Adel viene portato fuori dalla sezione, da solo contro una cinquantina tra poliziotti e militari, e viene minacciato ancora, pesantemente. Quando lui alza la voce, prende la parola un ispettore che gli dice “stai calmo e vai a calmare i tuoi compagni”, che nel frattempo avevano immediatamente spaccato tutti i vetri e trascinato i materassi in cortile. Sì, è di nuovo guerra stasera al Cie di Torino.

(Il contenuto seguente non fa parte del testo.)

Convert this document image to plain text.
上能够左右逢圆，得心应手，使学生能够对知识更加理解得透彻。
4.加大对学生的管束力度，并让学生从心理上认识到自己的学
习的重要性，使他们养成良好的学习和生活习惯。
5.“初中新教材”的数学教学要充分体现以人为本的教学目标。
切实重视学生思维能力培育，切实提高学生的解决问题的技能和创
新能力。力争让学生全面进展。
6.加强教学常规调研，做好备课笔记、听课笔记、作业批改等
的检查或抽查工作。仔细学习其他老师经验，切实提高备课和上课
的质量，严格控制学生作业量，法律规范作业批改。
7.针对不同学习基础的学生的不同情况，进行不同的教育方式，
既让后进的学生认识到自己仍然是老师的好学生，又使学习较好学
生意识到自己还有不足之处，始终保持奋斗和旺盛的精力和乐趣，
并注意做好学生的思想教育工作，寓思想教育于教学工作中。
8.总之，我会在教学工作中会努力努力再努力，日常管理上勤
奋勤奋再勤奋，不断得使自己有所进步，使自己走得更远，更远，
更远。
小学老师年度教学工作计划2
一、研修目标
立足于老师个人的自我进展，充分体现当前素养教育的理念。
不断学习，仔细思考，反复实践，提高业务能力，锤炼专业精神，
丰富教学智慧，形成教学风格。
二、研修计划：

Ancora una volta, un presidio-lampo fuori dalle mura del centro saluta i reclusi e il loro coraggio con urla, battiture e petardi. Da dentro rispondono gridando: “libertà!”. La calma ritorna solo quando la polizia si ritira. In cortile rimangono ancora per terra i cocci di vetro e i materassi. Nonostante le minacce, a nessun recluso è stato torto un capello.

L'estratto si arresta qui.